Penn Staters take off in search of twisters
$10 million study largest of its kind
By Anne Danahy
- adanahy@centredaily.comPaul Markowski had a good reason for not having time to talk one day last week: "We're storm chasing today."
That chase led Markowski, associate professor in Penn State’s department of meteorology, and a team of 100 researchers through nine Midwestern states in a quest to understand tornadoes.
“The ultimate goal is to be able to improve warnings for tornadoes. You have to have a better understanding of why some storms make tornadoes and some don’t,” Markowski said Friday afternoon from Perrytown, Texas, where he was observing cumulus clouds.
Their work, known as Vortex2, is the largest study of its kind.
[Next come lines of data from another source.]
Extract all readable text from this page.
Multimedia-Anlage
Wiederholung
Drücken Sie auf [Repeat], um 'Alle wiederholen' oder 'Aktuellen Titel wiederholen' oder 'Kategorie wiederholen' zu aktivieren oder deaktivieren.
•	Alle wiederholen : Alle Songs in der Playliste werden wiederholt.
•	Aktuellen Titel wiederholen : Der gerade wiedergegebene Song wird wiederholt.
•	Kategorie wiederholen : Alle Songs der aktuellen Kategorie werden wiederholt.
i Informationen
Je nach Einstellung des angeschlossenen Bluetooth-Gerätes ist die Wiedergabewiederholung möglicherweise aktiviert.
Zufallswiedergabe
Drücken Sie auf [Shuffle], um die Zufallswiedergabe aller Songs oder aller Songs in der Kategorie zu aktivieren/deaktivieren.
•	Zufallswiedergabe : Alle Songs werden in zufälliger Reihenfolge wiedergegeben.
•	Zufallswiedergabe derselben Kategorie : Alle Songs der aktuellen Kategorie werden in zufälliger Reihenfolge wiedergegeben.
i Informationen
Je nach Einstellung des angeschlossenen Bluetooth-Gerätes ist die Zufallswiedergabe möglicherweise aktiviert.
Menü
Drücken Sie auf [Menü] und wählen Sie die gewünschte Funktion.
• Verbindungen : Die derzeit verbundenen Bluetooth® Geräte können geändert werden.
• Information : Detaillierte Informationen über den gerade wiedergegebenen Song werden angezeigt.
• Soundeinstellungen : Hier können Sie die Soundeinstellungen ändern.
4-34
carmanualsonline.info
It received about $10 million in funding from the National Oceanic and Atmospheric Administration and National Science Foundation and will continue for a second year in 2010. Markowski said he and Penn State assistant professor Yvette Richardson began work on the project in 2003 and it grew to a steering committee of eight scientists. The last similar study to take place was the Vortex1 in the mid-1990s.
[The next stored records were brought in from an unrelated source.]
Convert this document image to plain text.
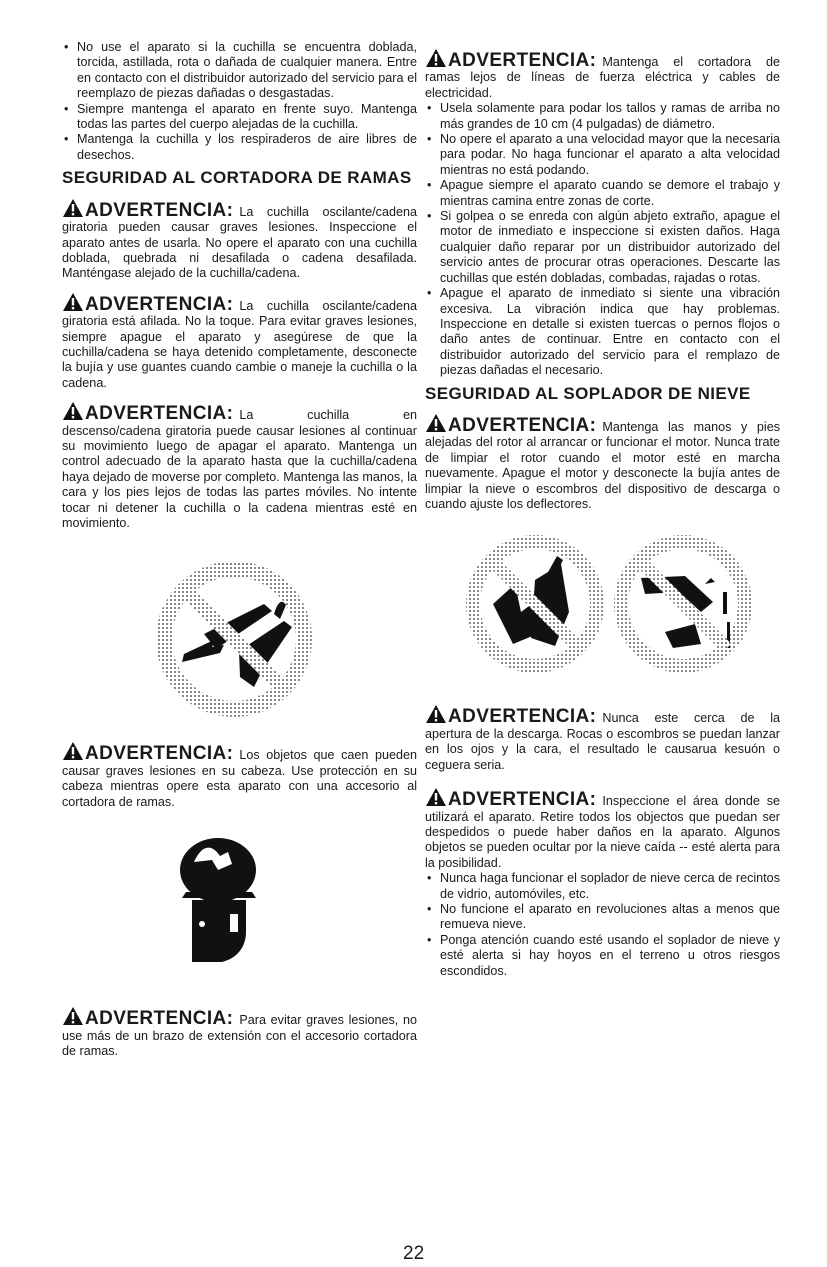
• No use el aparato si la cuchilla se encuentra doblada, torcida, astillada, rota o dañada de cualquier manera. Entre en contacto con el distribuidor autorizado del servicio para el reemplazo de piezas dañadas o desgastadas.
• Siempre mantenga el aparato en frente suyo. Mantenga todas las partes del cuerpo alejadas de la cuchilla.
• Mantenga la cuchilla y los respiraderos de aire libres de desechos.
SEGURIDAD AL CORTADORA DE RAMAS

ADVERTENCIA: La cuchilla oscilante/cadena giratoria pueden causar graves lesiones. Inspeccione el aparato antes de usarla. No opere el aparato con una cuchilla doblada, quebrada ni desafilada o cadena desafilada. Manténgase alejado de la cuchilla/cadena.

ADVERTENCIA: La cuchilla oscilante/cadena giratoria está afilada. No la toque. Para evitar graves lesiones, siempre apague el aparato y asegúrese de que la cuchilla/cadena se haya detenido completamente, desconecte la bujía y use guantes cuando cambie o maneje la cuchilla o la cadena.

ADVERTENCIA: La cuchilla en descenso/cadena giratoria puede causar lesiones al continuar su movimiento luego de apagar el aparato. Mantenga un control adecuado de la aparato hasta que la cuchilla/cadena haya dejado de moverse por completo. Mantenga las manos, la cara y los pies lejos de todas las partes móviles. No intente tocar ni detener la cuchilla o la cadena mientras esté en movimiento.

ADVERTENCIA: Los objetos que caen pueden causar graves lesiones en su cabeza. Use protección en su cabeza mientras opere esta aparato con una accesorio al cortadora de ramas.

ADVERTENCIA: Para evitar graves lesiones, no use más de un brazo de extensión con el accesorio cortadora de ramas.

ADVERTENCIA: Mantenga el cortadora de ramas lejos de líneas de fuerza eléctrica y cables de electricidad.

• Usela solamente para podar los tallos y ramas de arriba no más grandes de 10 cm (4 pulgadas) de diámetro.
• No opere el aparato a una velocidad mayor que la necesaria para podar. No haga funcionar el aparato a alta velocidad mientras no está podando.
• Apague siempre el aparato cuando se demore el trabajo y mientras camina entre zonas de corte.
• Si golpea o se enreda con algún abjeto extraño, apague el motor de inmediato e inspeccione si existen daños. Haga cualquier daño reparar por un distribuidor autorizado del servicio antes de procurar otras operaciones. Descarte las cuchillas que estén dobladas, combadas, rajadas o rotas.
• Apague el aparato de inmediato si siente una vibración excesiva. La vibración indica que hay problemas. Inspeccione en detalle si existen tuercas o pernos flojos o daño antes de continuar. Entre en contacto con el distribuidor autorizado del servicio para el remplazo de piezas dañadas el necesario.
SEGURIDAD AL SOPLADOR DE NIEVE

ADVERTENCIA: Mantenga las manos y pies alejadas del rotor al arrancar or funcionar el motor. Nunca trate de limpiar el rotor cuando el motor esté en marcha nuevamente. Apague el motor y desconecte la bujía antes de limpiar la nieve o escombros del dispositivo de descarga o cuando ajuste los deflectores.

ADVERTENCIA: Nunca este cerca de la apertura de la descarga. Rocas o escombros se puedan lanzar en los ojos y la cara, el resultado le causarua kesuón o ceguera seria.

ADVERTENCIA: Inspeccione el área donde se utilizará el aparato. Retire todos los objectos que puedan ser despedidos o puede haber daños en la aparato. Algunos objetos se pueden ocultar por la nieve caída -- esté alerta para la posibilidad.

• Nunca haga funcionar el soplador de nieve cerca de recintos de vidrio, automóviles, etc.
• No funcione el aparato en revoluciones altas a menos que remueva nieve.
• Ponga atención cuando esté usando el soplador de nieve y esté alerta si hay hoyos en el terreno u otros riesgos escondidos.
22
Markowski said he’s been interested in the weather since a tornado outbreak hit Pennsylvania in 1985, when he was in fifth grade.
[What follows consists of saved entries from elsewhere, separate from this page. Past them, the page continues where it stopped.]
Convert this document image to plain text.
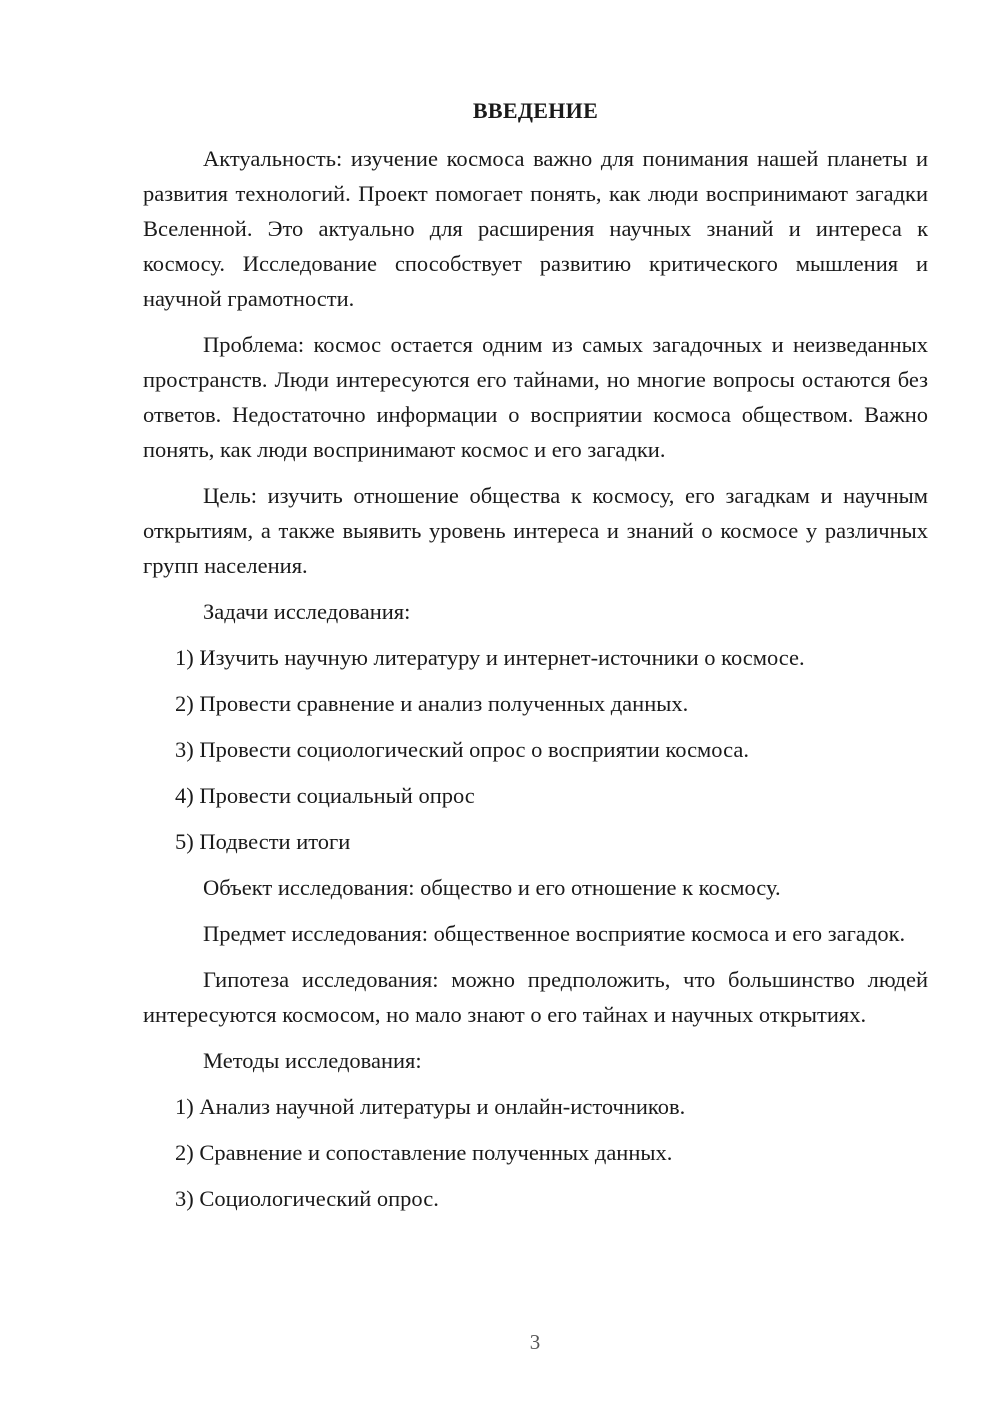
ВВЕДЕНИЕ

Актуальность: изучение космоса важно для понимания нашей планеты и развития технологий. Проект помогает понять, как люди воспринимают загадки Вселенной. Это актуально для расширения научных знаний и интереса к космосу. Исследование способствует развитию критического мышления и научной грамотности.

Проблема: космос остается одним из самых загадочных и неизведанных пространств. Люди интересуются его тайнами, но многие вопросы остаются без ответов. Недостаточно информации о восприятии космоса обществом. Важно понять, как люди воспринимают космос и его загадки.

Цель: изучить отношение общества к космосу, его загадкам и научным открытиям, а также выявить уровень интереса и знаний о космосе у различных групп населения.

Задачи исследования:

1) Изучить научную литературу и интернет-источники о космосе.
2) Провести сравнение и анализ полученных данных.
3) Провести социологический опрос о восприятии космоса.
4) Провести социальный опрос
5) Подвести итоги

Объект исследования: общество и его отношение к космосу.

Предмет исследования: общественное восприятие космоса и его загадок.

Гипотеза исследования: можно предположить, что большинство людей интересуются космосом, но мало знают о его тайнах и научных открытиях.

Методы исследования:

1) Анализ научной литературы и онлайн-источников.
2) Сравнение и сопоставление полученных данных.
3) Социологический опрос.
3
“When the summer came after that, I started reading about tornadoes at the library,” he said.
“One book led to another. Now I’m among the lucky few who make a living figuring out how tornadoes work.”
The researchers spent five weeks tracking weather patterns, including super cell thunderstorms, which are storms that didn’t quite turn into tornadoes.
Markowski and Richardson led a team of seven Penn State students with a van — known as a “mobile mesonet” — equipped with instruments to collect information on temperatures, wind and pressure around the tornado.
Markowski said that understanding tornadoes and why some storms produce them requires extensive observation of different parts of the storm. With this project, the researchers were split into teams, each with the equipment, including radars, weather balloons and other instruments, to collect different types of information. Markowski said that means getting information on the large-scale storm as well as the tornado itself.
It also means driving all over the place and changing direction with the weather. Thursday night they were in Lamar, Colo., before heading to Wichita Falls, Texas, on Friday morning. Markowski said after driving about 200 miles, they switched their target to the northeastern Texas panhandle.
While this spring wasn’t a busy one for tornadoes, Markowski and Richardson said they were able to collect information on storms that rotate but don’t become tornadoes.
The mobile mesonets were on hand for a tornado in LaGrange, Wyo.
“Comparisons between the tornadic and non-tornadic storms is crucial to furthering our understanding. The data set collected in the tornadic storm is the most complete data set ever obtained in a tornadic storm and was a tremendous accomplishment by all of the participants,” Richardson said in an e-mail.
While the on-site work is finished for the summer, the researchers from Penn State and the other universities will be sorting through their data with plans to publish their findings eventually.
“The most significant moment for me was seeing the tornado form in a field in Wyoming, knowing that our vehicles were all in the right places when it happened and that we were obtaining great data on a storm that was not hurting anyone,” Richardson said. “It was followed shortly after by about 20 minutes of baseball-size hail that was also memorable.”